A religião é a epilepsia do Estado”. [Esta é a fonte da qual Karl Marx tirou a sua célebre frase: “A religião é o ópio do povo”]. No momento da criação do Estado, a competência para interpretar a escritura sagrada que originalmente pertencia ao indivíduo foi transferida ao soberano que, assim, tornou-se chefe do Estado e da Igreja. Ambas as instituições são temporais. Não há falar em poder espiritual de outro que não seja o rei. Direito político e direito eclesiástico são inseparáveis. Os súditos formam uma unidade nacional sob a autoridade exclusiva do soberano em matéria política e religiosa. A espada e o báculo pastoral estão nas mãos do soberano. Nenhum poder pretensamente espiritual há de rivalizar com o poder do soberano. Os súditos não estão obrigados a servir dois senhores, mas somente ao rei. As pretensões do papa, “fantasma do império romano”, são destituídas de eficácia.

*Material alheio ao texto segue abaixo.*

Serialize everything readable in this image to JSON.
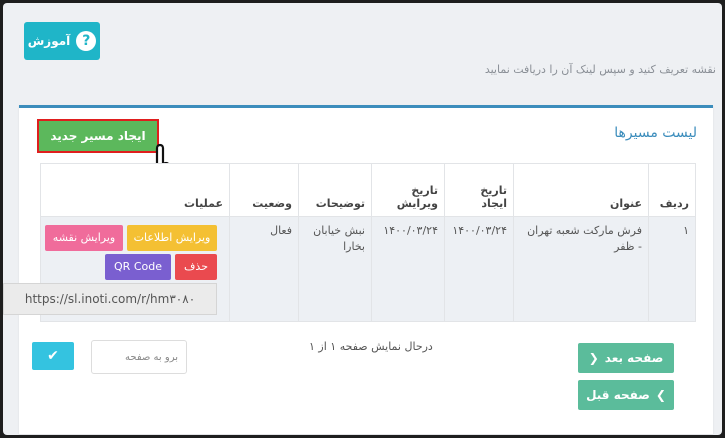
{
  "help": {
    "label": "آموزش"
  },
  "top_note": "نقشه تعریف کنید و سپس لینک آن را دریافت نمایید",
  "panel": {
    "title": "لیست مسیرها",
    "create_label": "ایجاد مسیر جدید"
  },
  "table": {
    "headers": {
      "row": "ردیف",
      "title": "عنوان",
      "created": "تاریخ ایجاد",
      "edited": "تاریخ ویرایش",
      "desc": "توضیحات",
      "status": "وضعیت",
      "ops": "عملیات"
    },
    "rows": [
      {
        "row": "۱",
        "title": "فرش مارکت شعبه تهران - ظفر",
        "created": "۱۴۰۰/۰۳/۲۴",
        "edited": "۱۴۰۰/۰۳/۲۴",
        "desc": "نبش خیابان بخارا",
        "status": "فعال",
        "edit_info": "ویرایش اطلاعات",
        "edit_map": "ویرایش نقشه",
        "delete": "حذف",
        "qr": "QR Code",
        "link": "https://sl.inoti.com/r/hm۳۰۸۰"
      }
    ]
  },
  "pagination": {
    "info": "درحال نمایش صفحه ۱ از ۱",
    "goto_placeholder": "برو به صفحه",
    "next": "صفحه بعد",
    "prev": "صفحه قبل"
  },
  "colors": {
    "accent": "#3c8dbc",
    "help": "#1fb5c8",
    "create": "#5cb85c",
    "nav": "#5bbc9b"
  }
}
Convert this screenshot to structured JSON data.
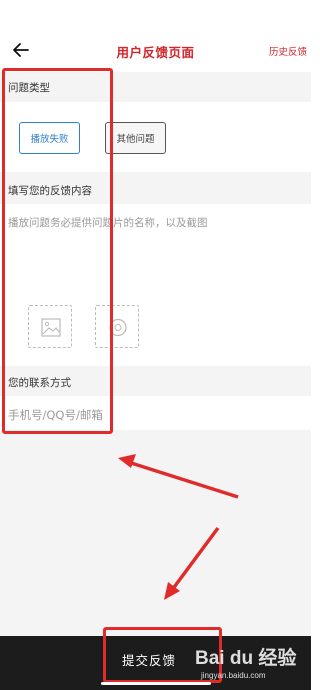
{
  "header": {
    "title": "用户反馈页面",
    "history_link": "历史反馈",
    "back_icon": "back-arrow-icon"
  },
  "problem_type": {
    "label": "问题类型",
    "options": [
      {
        "label": "播放失败",
        "selected": true
      },
      {
        "label": "其他问题",
        "selected": false
      }
    ]
  },
  "feedback": {
    "label": "填写您的反馈内容",
    "placeholder": "播放问题务必提供问题片的名称，以及截图",
    "upload_icons": [
      "image-upload-icon",
      "video-upload-icon"
    ]
  },
  "contact": {
    "label": "您的联系方式",
    "placeholder": "手机号/QQ号/邮箱"
  },
  "footer": {
    "submit_label": "提交反馈"
  },
  "watermark": {
    "logo_text": "Bai du 经验",
    "url": "jingyan.baidu.com"
  },
  "colors": {
    "accent_red": "#d4232a",
    "selected_blue": "#2f7fcf",
    "annotation_red": "#e02b2b",
    "bottom_bar": "#1c1c1c"
  }
}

Thomas Hobbes nasceu antes de Descartes e de Spinoza e sobreviveu a ambos. Como esses dois filósofos, Hobbes também acreditava que a geometria era o único método apropriado para se chegar à verdade. Tomou como base dos seus estudos a lei natural de causa e efeito. Negava as idéias inatas. Afirmava que a origem de todo o conhecimento está na percepção sensorial. Recusou o dualismo de Descartes e o panteísmo de Spinoza. Nada existe senão a matéria. Deus e espírito, se existirem, serão substâncias materiais, necessariamente. O livre arbítrio é impossível, pois o homem é um ser determinado pelas leis da natureza e está provido de um mecanismo semelhante à máquina. A sensação nasce do movimento dessa máquina. O movimento que aproxima é amor; o que afasta, é ódio; o que dá prazer é bom, o que traz sofrimento é mau. A morte é o mal supremo. Piedade é a dor provocada pelo infortúnio do outro e pela tomada de consciência de que o mesmo pode acontecer conosco. Felicidade é a constante realização dos nossos desejos. Componente essencial da felicidade é o sentimento da superioridade do nosso poder em relação ao outro. A honra, a riqueza e o conhecimento são componentes desse poder. No ser humano há o desejo incessante de poder que só termina com a morte. A competição entre os seres humanos decorre desse desejo sempre insatisfeito. Razão e cálculo se equivalem. Trata-se de adição e subtração de conseqüências, operação racional provocada pela curiosidade, pelo desejo, pela angústia do futuro e pelo temor do invisível. Hobbes não vê a razão como iluminação divina que une o homem a deus, mas sim como operação mental simples (juízo) ou complexa (raciocínio). O homem deixa de ser o lobo do homem ao passar do estado de natureza para o estado civil. Esta passagem foi possível graças a fatores emocionais (temor à morte violenta, aspiração a uma vida agradável e ao uso da sua própria indústria para atender às suas necessidades) e a fatores racionais (valores éticos revelados pela razão e universalmente aceitos, tais como: justiça, equidade, moderação, misericórdia; fazer aos outros, o que gostaríamos que nos fizessem).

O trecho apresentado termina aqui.